To sum up the insights, desired outcomes should never be exaggerated, so comparative studies (that subtract the base rates) deliver the more conservative results. In contrast, AEs should be viewed through a magnifier to protect patients, and here the single arm approach (without subtracting a base rate) represents the more conservative approach.

Consequences for the evidence pyramid

Several slightly differing types of evidence pyramids can be found in the literature. However, all pyramids use a broad basement for the lowest level of evidence with case studies or even expert opinion, climb up over larger populations and comparative trials and have RCT and meta-analyses of RCTs as highest evidence level on the top. These pyramids may be appropriate for doubtful, mechanistically unexplained effects, when a control group baseline is needed to be subtracted from the potential treatment group effect. However, these pyramids are misleading, e.g., when it comes to parameters or effects that are strongly and uniquely associated with a specific intervention, such as appropriate or inappropriate shocks of a defibrillator. The highest level of evidence for those parameters comes certainly not from an RCT, but from large, well conducted single arm studies or registries. A comparator group has no impact on evidence quality, then. An evidence pyramid for such parameters would therefore look completely different to the usual ones. The authors recommend questioning traditional evidence quality schemes and pyramids and evaluating which evidence would be best for the specific parameter being assessed. The best available evidence most likely comes from different sources for different parameters and effects of the same intervention.

Conclusions

In the current perception of evidence-based medicine, the RCT often seems to be the hammer and every question a nail. The authors present some aspects of evidence generation that are not nails and therefore do not need a hammer to be treated. For several outcomes, such as intervention-specific parameters, certain AEs and so-called dramatic effects, a control group does not add substantial, if any, benefit for evidence generation. In consequence, the quality of evidence cannot be improved by comparative trials, such as RCTs in those cases.

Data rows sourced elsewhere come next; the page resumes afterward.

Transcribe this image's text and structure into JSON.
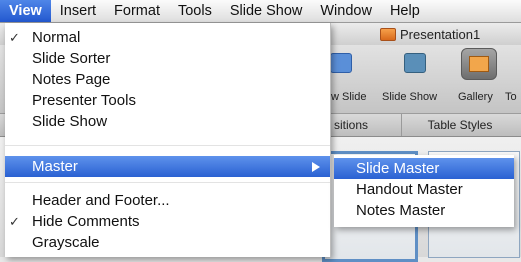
{
  "menubar": {
    "items": [
      "View",
      "Insert",
      "Format",
      "Tools",
      "Slide Show",
      "Window",
      "Help"
    ]
  },
  "app": {
    "document_title": "Presentation1",
    "toolbar": {
      "new_slide_label": "w Slide",
      "slide_show_label": "Slide Show",
      "gallery_label": "Gallery",
      "truncated_label": "To"
    },
    "ribbon_tabs": [
      "sitions",
      "Table Styles"
    ]
  },
  "view_menu": {
    "items": [
      {
        "label": "Normal",
        "checked": "✓"
      },
      {
        "label": "Slide Sorter",
        "checked": ""
      },
      {
        "label": "Notes Page",
        "checked": ""
      },
      {
        "label": "Presenter Tools",
        "checked": ""
      },
      {
        "label": "Slide Show",
        "checked": ""
      },
      {
        "label": "Master",
        "checked": ""
      },
      {
        "label": "Header and Footer...",
        "checked": ""
      },
      {
        "label": "Hide Comments",
        "checked": "✓"
      },
      {
        "label": "Grayscale",
        "checked": ""
      }
    ]
  },
  "master_submenu": {
    "items": [
      "Slide Master",
      "Handout Master",
      "Notes Master"
    ]
  },
  "colors": {
    "highlight": "#2a61d2",
    "menubar": "#dedede"
  }
}
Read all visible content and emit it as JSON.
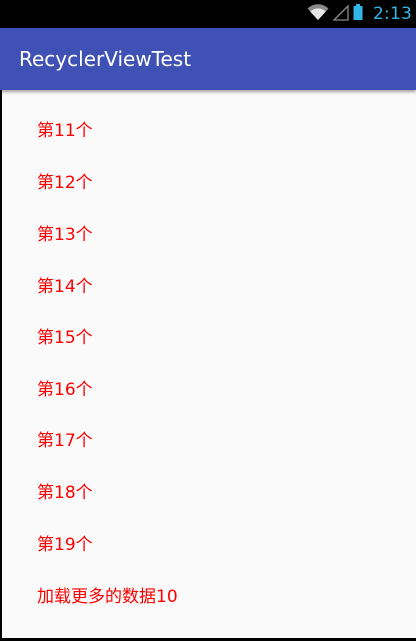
{
  "status_bar": {
    "time": "2:13",
    "icons": [
      "wifi-icon",
      "signal-icon",
      "battery-icon"
    ],
    "time_color": "#33b5e5"
  },
  "app_bar": {
    "title": "RecyclerViewTest",
    "color": "#3f51b5"
  },
  "list": {
    "text_color": "#ff0000",
    "items": [
      "第11个",
      "第12个",
      "第13个",
      "第14个",
      "第15个",
      "第16个",
      "第17个",
      "第18个",
      "第19个"
    ],
    "footer": "加载更多的数据10"
  }
}
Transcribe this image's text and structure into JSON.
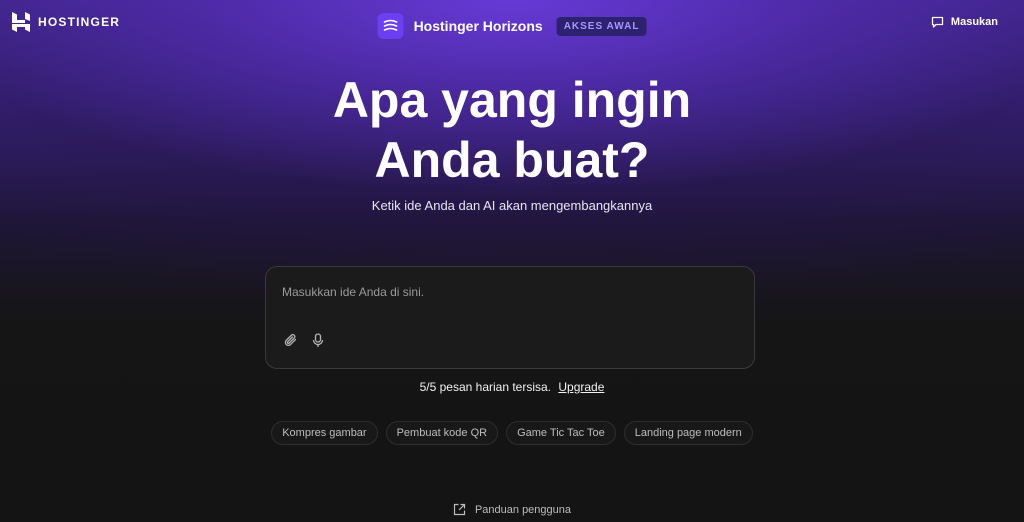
{
  "header": {
    "brand": "HOSTINGER",
    "app_title": "Hostinger Horizons",
    "badge": "AKSES AWAL",
    "feedback_label": "Masukan",
    "icons": {
      "brand": "hostinger-logo",
      "app": "stack-lines-icon",
      "feedback": "chat-icon"
    }
  },
  "hero": {
    "title": "Apa yang ingin Anda buat?",
    "subtitle": "Ketik ide Anda dan AI akan mengembangkannya"
  },
  "prompt": {
    "placeholder": "Masukkan ide Anda di sini.",
    "value": "",
    "tools": [
      "paperclip-icon",
      "microphone-icon"
    ]
  },
  "quota": {
    "text": "5/5 pesan harian tersisa.",
    "upgrade_label": "Upgrade"
  },
  "suggestions": [
    "Kompres gambar",
    "Pembuat kode QR",
    "Game Tic Tac Toe",
    "Landing page modern"
  ],
  "footer": {
    "guide_label": "Panduan pengguna",
    "guide_icon": "external-link-icon"
  },
  "colors": {
    "accent": "#6c3ff2",
    "badge_bg": "#2e2170",
    "badge_text": "#a996ff",
    "background_dark": "#141414"
  }
}
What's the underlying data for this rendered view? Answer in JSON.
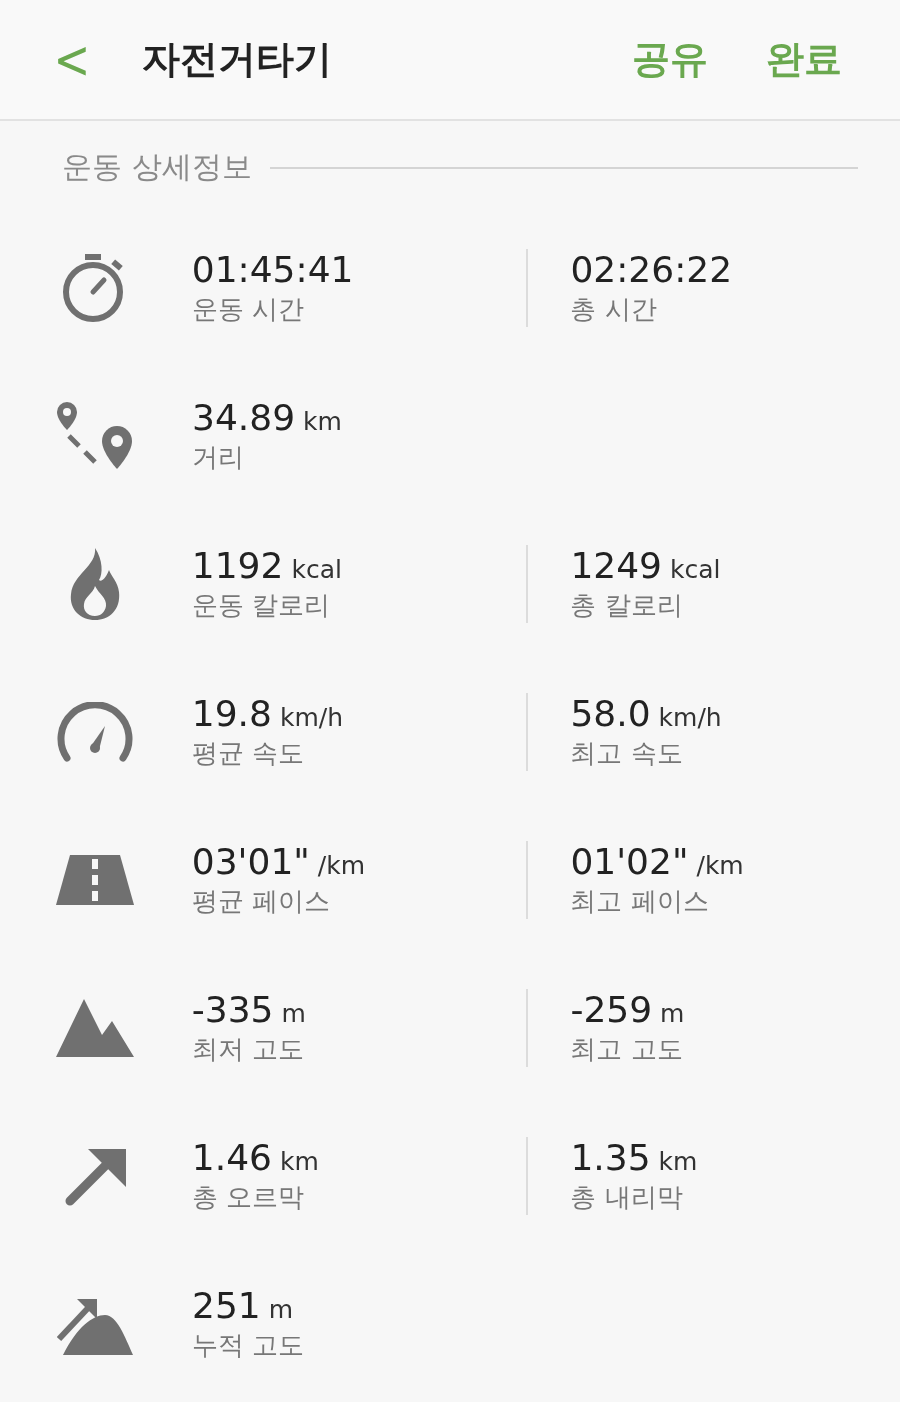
{
  "header": {
    "back": "<",
    "title": "자전거타기",
    "actions": [
      "공유",
      "완료"
    ]
  },
  "section_title": "운동 상세정보",
  "metrics": [
    {
      "kind": "stopwatch",
      "items": [
        {
          "value": "01:45:41",
          "label": "운동 시간"
        },
        {
          "value": "02:26:22",
          "label": "총 시간"
        }
      ]
    },
    {
      "kind": "route",
      "items": [
        {
          "value": "34.89",
          "unit": "km",
          "label": "거리"
        }
      ]
    },
    {
      "kind": "flame",
      "items": [
        {
          "value": "1192",
          "unit": "kcal",
          "label": "운동 칼로리"
        },
        {
          "value": "1249",
          "unit": "kcal",
          "label": "총 칼로리"
        }
      ]
    },
    {
      "kind": "speedometer",
      "items": [
        {
          "value": "19.8",
          "unit": "km/h",
          "label": "평균 속도"
        },
        {
          "value": "58.0",
          "unit": "km/h",
          "label": "최고 속도"
        }
      ]
    },
    {
      "kind": "road",
      "items": [
        {
          "value": "03'01\"",
          "unit": "/km",
          "label": "평균 페이스"
        },
        {
          "value": "01'02\"",
          "unit": "/km",
          "label": "최고 페이스"
        }
      ]
    },
    {
      "kind": "mountain",
      "items": [
        {
          "value": "-335",
          "unit": "m",
          "label": "최저 고도"
        },
        {
          "value": "-259",
          "unit": "m",
          "label": "최고 고도"
        }
      ]
    },
    {
      "kind": "arrow",
      "items": [
        {
          "value": "1.46",
          "unit": "km",
          "label": "총 오르막"
        },
        {
          "value": "1.35",
          "unit": "km",
          "label": "총 내리막"
        }
      ]
    },
    {
      "kind": "climb",
      "items": [
        {
          "value": "251",
          "unit": "m",
          "label": "누적 고도"
        }
      ]
    }
  ]
}
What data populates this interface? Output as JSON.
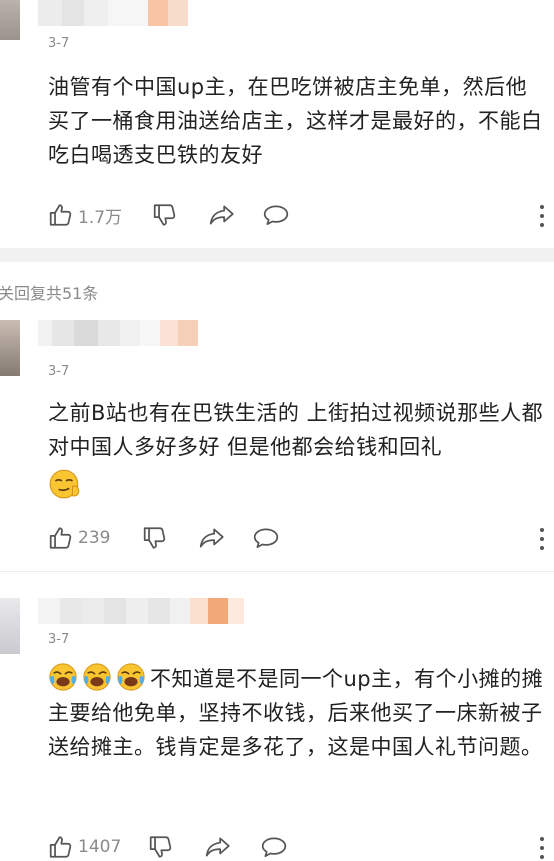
{
  "colors": {
    "text": "#222222",
    "meta": "#8a8a8a",
    "icon": "#555555",
    "divider": "#f1f1f1",
    "accent_orange": "#f2a878"
  },
  "comments": [
    {
      "date": "3-7",
      "text": "油管有个中国up主，在巴吃饼被店主免单，然后他买了一桶食用油送给店主，这样才是最好的，不能白吃白喝透支巴铁的友好",
      "likes": "1.7万"
    },
    {
      "date": "3-7",
      "text": "之前B站也有在巴铁生活的 上街拍过视频说那些人都对中国人多好多好 但是他都会给钱和回礼",
      "emojis": [
        "smirk-emoji-icon"
      ],
      "likes": "239"
    },
    {
      "date": "3-7",
      "emojis": [
        "laugh-cry-emoji-icon",
        "laugh-cry-emoji-icon",
        "laugh-cry-emoji-icon"
      ],
      "text": "不知道是不是同一个up主，有个小摊的摊主要给他免单，坚持不收钱，后来他买了一床新被子送给摊主。钱肯定是多花了，这是中国人礼节问题。",
      "likes": "1407"
    }
  ],
  "replies_toggle": "关回复共51条"
}
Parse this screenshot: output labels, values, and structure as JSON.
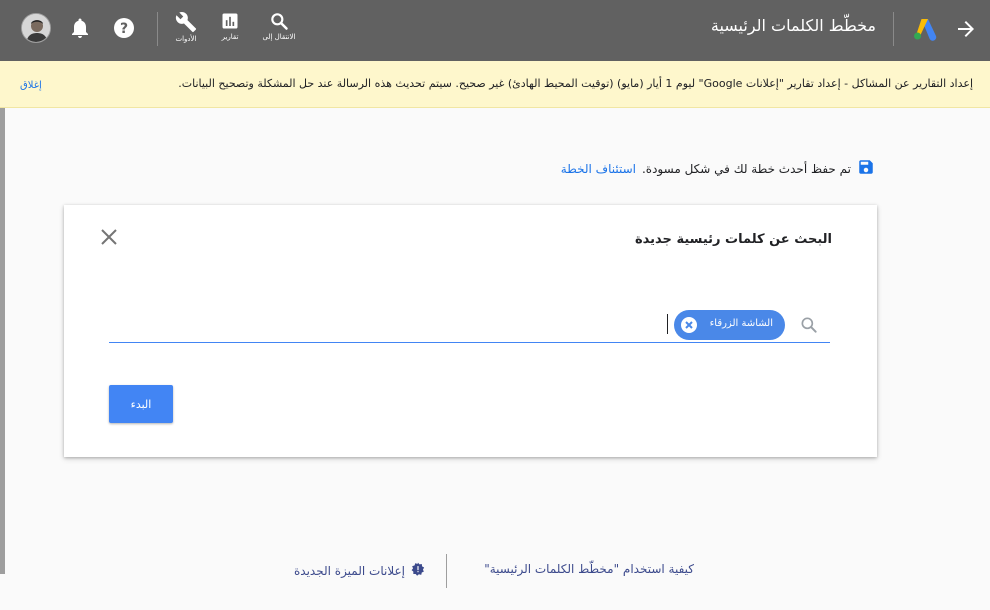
{
  "header": {
    "title": "مخطّط الكلمات الرئيسية",
    "nav": {
      "goto_label": "الانتقال إلى",
      "reports_label": "تقارير",
      "tools_label": "الأدوات"
    }
  },
  "banner": {
    "message": "إعداد التقارير عن المشاكل - إعداد تقارير \"إعلانات Google\" ليوم 1 أيار (مايو) (توقيت المحيط الهادئ) غير صحيح. سيتم تحديث هذه الرسالة عند حل المشكلة وتصحيح البيانات.",
    "close_label": "إغلاق"
  },
  "saved": {
    "text": "تم حفظ أحدث خطة لك في شكل مسودة.",
    "resume_link": "استئناف الخطة"
  },
  "card": {
    "title": "البحث عن كلمات رئيسية جديدة",
    "chip_label": "الشاشة الزرقاء",
    "start_button": "البدء"
  },
  "footer": {
    "how_to_link": "كيفية استخدام \"مخطّط الكلمات الرئيسية\"",
    "new_features_link": "إعلانات الميزة الجديدة"
  },
  "colors": {
    "header_bg": "#616161",
    "banner_bg": "#fef7cc",
    "accent": "#4285f4",
    "link": "#1a73e8"
  },
  "icons": [
    "arrow-forward-icon",
    "google-ads-logo-icon",
    "search-icon",
    "bar-chart-icon",
    "wrench-icon",
    "help-icon",
    "bell-icon",
    "avatar",
    "save-icon",
    "close-icon",
    "chip-remove-icon",
    "announcement-icon"
  ]
}
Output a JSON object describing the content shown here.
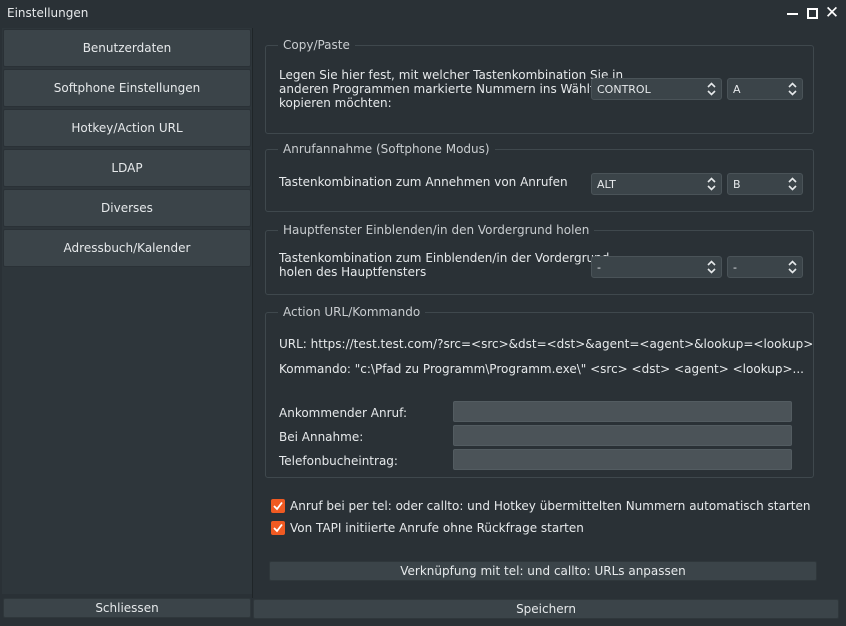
{
  "window": {
    "title": "Einstellungen"
  },
  "sidebar": {
    "items": [
      {
        "label": "Benutzerdaten"
      },
      {
        "label": "Softphone Einstellungen"
      },
      {
        "label": "Hotkey/Action URL"
      },
      {
        "label": "LDAP"
      },
      {
        "label": "Diverses"
      },
      {
        "label": "Adressbuch/Kalender"
      }
    ],
    "close_label": "Schliessen"
  },
  "copy_paste": {
    "title": "Copy/Paste",
    "desc_line1": "Legen Sie hier fest, mit welcher Tastenkombination Sie in",
    "desc_line2": "anderen Programmen markierte Nummern ins Wählfeld",
    "desc_line3": "kopieren möchten:",
    "modifier": "CONTROL",
    "key": "A"
  },
  "answer": {
    "title": "Anrufannahme (Softphone Modus)",
    "desc": "Tastenkombination zum Annehmen von Anrufen",
    "modifier": "ALT",
    "key": "B"
  },
  "foreground": {
    "title": "Hauptfenster Einblenden/in den Vordergrund holen",
    "desc_line1": "Tastenkombination zum Einblenden/in der Vordergrund",
    "desc_line2": "holen des Hauptfensters",
    "modifier": "-",
    "key": "-"
  },
  "action": {
    "title": "Action URL/Kommando",
    "url_text": "URL: https://test.test.com/?src=<src>&dst=<dst>&agent=<agent>&lookup=<lookup>",
    "cmd_text": "Kommando: \"c:\\Pfad zu Programm\\Programm.exe\\\" <src> <dst> <agent> <lookup>...",
    "incoming_label": "Ankommender Anruf:",
    "incoming_value": "",
    "accept_label": "Bei Annahme:",
    "accept_value": "",
    "phonebook_label": "Telefonbucheintrag:",
    "phonebook_value": ""
  },
  "options": {
    "autostart_label": "Anruf bei per tel: oder callto: und Hotkey übermittelten Nummern automatisch starten",
    "autostart_checked": true,
    "tapi_label": "Von TAPI initiierte Anrufe ohne Rückfrage starten",
    "tapi_checked": true
  },
  "link_button_label": "Verknüpfung mit tel: und callto: URLs anpassen",
  "save_label": "Speichern",
  "colors": {
    "accent": "#f05a22",
    "background": "#2a3136",
    "button": "#3b4449"
  }
}
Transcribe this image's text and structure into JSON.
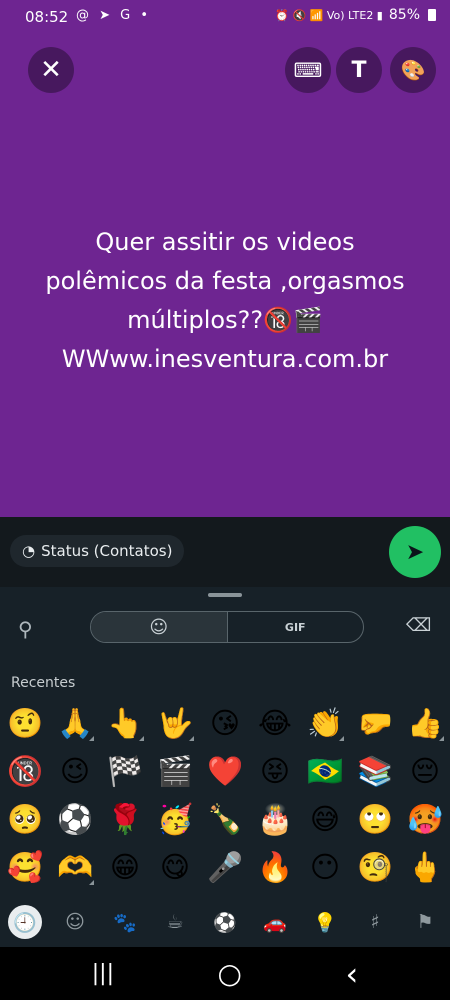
{
  "status_bar": {
    "time": "08:52",
    "left_icons": "@ ➤ G •",
    "right_icons": "⏰ 🔇 📶 Vo) LTE2 ▮",
    "battery": "85%"
  },
  "editor": {
    "close_icon": "✕",
    "keyboard_icon": "⌨",
    "text_icon": "T",
    "palette_icon": "🎨",
    "status_text": "Quer assitir os videos\npolêmicos da festa ,orgasmos\nmúltiplos??🔞🎬\nWWww.inesventura.com.br",
    "background_color": "#6e2591"
  },
  "composer": {
    "audience_icon": "◔",
    "audience_label": "Status (Contatos)",
    "send_icon": "➤"
  },
  "keyboard": {
    "search_icon": "⚲",
    "tab_emoji_icon": "☺",
    "tab_gif_label": "GIF",
    "backspace_icon": "⌫",
    "recents_label": "Recentes",
    "emojis": [
      "🤨",
      "🙏",
      "👆",
      "🤟",
      "😘",
      "😂",
      "👏",
      "🤛",
      "👍",
      "🔞",
      "😉",
      "🏁",
      "🎬",
      "❤️",
      "😝",
      "🇧🇷",
      "📚",
      "😔",
      "🥺",
      "⚽",
      "🌹",
      "🥳",
      "🍾",
      "🎂",
      "😅",
      "🙄",
      "🥵",
      "🥰",
      "🫶",
      "😁",
      "😋",
      "🎤",
      "🔥",
      "😶",
      "🧐",
      "🖕"
    ],
    "categories": [
      "🕘",
      "☺",
      "🐾",
      "☕",
      "⚽",
      "🚗",
      "💡",
      "♯",
      "⚑"
    ]
  },
  "nav": {
    "recents_icon": "|||",
    "home_icon": "○",
    "back_icon": "‹"
  }
}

RCTs are not always the best available tool to generate evidence and therefore, the authors recommend using all available evidence, especially large consecutive populations, when assessing an intervention.

Control groups can only diminish the effects, seen in a verum group, including adverse effects. If the latter are already rare in large, well-conducted single arm registries, there is no need for confirmation by an RCT. Furthermore, the effectiveness in a population is not necessarily a good measure for the efficacy in an individual patient. Vice versa, a true effect on patient level cannot be questioned by RCT results.

The authors suggest the introduction of “direct/primary evidence” to the concept of evidence-based medicine, with the concept of hypothesis, test, and reliable repetition on the patient level. A series of questions may help to identify interventions that might exert direct evidence.

In summary, the authors suggest viewing the complete evidence for every parameter, effect and question specifically and, to speak with David L. Sackett, “(…) tracking down the best external evidence with which to answer our” [specific] “clinical question.”